INTRODUÇÃO Em 1996, iniciámos um projecto de identificação dos adágios portugueses mais conhecidos actualmente no Arquipélago dos Açores. Ao incluir as comunidades açorianas radicadas nos Estados Unidos da América, quer na costa leste (Massachusetts e Rhode Island), quer na oeste (California), pudemos analisar o grau de preservação da herança paremiológica na diáspora. Os resultados da recolha e análise dos dados obtidos em S. Miguel, nos EUA e no Grupo Central do nosso Arquipélago encontram-se já publicados, respectivamente nos primeiros três volumes da série Pérolas da Sabedoria Popular Portuguesa, inserida na Colecção Garajau das Edições Salamandra (Lisboa).

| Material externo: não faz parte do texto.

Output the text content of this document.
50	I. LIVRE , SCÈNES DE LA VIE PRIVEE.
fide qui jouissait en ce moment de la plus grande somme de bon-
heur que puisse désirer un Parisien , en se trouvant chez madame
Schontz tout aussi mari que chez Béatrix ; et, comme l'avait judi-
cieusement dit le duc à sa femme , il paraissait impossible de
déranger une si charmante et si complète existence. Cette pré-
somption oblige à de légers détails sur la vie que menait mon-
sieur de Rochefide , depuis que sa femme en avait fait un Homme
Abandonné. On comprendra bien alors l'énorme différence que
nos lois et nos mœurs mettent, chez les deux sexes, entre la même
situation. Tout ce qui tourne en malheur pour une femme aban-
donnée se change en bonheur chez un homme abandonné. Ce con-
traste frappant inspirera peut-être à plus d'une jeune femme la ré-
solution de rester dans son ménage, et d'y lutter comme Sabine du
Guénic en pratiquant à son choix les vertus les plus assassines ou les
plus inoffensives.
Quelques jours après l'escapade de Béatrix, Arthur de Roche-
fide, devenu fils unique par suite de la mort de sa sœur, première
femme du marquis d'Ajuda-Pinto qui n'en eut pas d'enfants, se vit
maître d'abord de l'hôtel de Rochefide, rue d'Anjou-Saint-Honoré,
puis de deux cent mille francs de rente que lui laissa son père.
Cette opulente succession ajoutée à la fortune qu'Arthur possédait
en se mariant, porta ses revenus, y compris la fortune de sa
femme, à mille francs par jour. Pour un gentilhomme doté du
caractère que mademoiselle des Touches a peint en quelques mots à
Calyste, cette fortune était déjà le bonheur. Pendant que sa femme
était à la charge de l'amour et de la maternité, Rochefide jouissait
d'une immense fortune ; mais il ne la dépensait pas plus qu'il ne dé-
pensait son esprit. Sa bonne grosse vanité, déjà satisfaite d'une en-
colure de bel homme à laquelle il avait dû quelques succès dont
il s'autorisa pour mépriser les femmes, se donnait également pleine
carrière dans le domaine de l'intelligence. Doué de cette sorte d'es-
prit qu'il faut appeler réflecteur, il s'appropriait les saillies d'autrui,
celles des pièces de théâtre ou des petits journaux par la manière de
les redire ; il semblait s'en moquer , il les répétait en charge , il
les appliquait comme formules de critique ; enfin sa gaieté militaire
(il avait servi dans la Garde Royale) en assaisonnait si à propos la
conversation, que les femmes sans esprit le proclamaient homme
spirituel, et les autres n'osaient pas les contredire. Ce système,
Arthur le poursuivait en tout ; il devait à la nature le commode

Um provérbio deve ser conhecido e usado por uma faixa significativa da sociedade. Como não existem estudos fiáveis sobre este aspecto, no que respeita aos provérbios portugueses, tivemos de colmatar a ausência de dados estatísticos que comprovem o conhecimento e uso generalizado de cada texto contido nos nossos adagiários. Para tal, adoptámos uma metodologia que se baseia na elaboração de questionários, nos quais apresentámos, a um leque diferenciado de pessoas, um conjunto de potenciais provérbios para reconhecimento.
Seleccionámos as respectivas entradas a partir de uma compilação de vinte e cinco mil para cerca de vinte e dois mil exemplares, retirados de vários adagiários portugueses. Através uma exaustiva análise estatística dos nossos questionários, cristalizámos cerca de 500 provérbios canónicos, em São Miguel, 645 no Grupo Central e 700, no contexto da emigração açoriana nos EUA, reconhecidos por mais de 50% dos nossos inquiridos. Com base em alguns estudos suplementares, demonstrámos que os nossos dados são fiáveis e representativos dos grupos sociais a que pertencem os nossos entrevistados.
Através da selecção dos exemplares mais conhecidos, podemos identificar o conjunto dos provérbios com maior expressão numa comunidade, bem como as suas variantes mais significativas.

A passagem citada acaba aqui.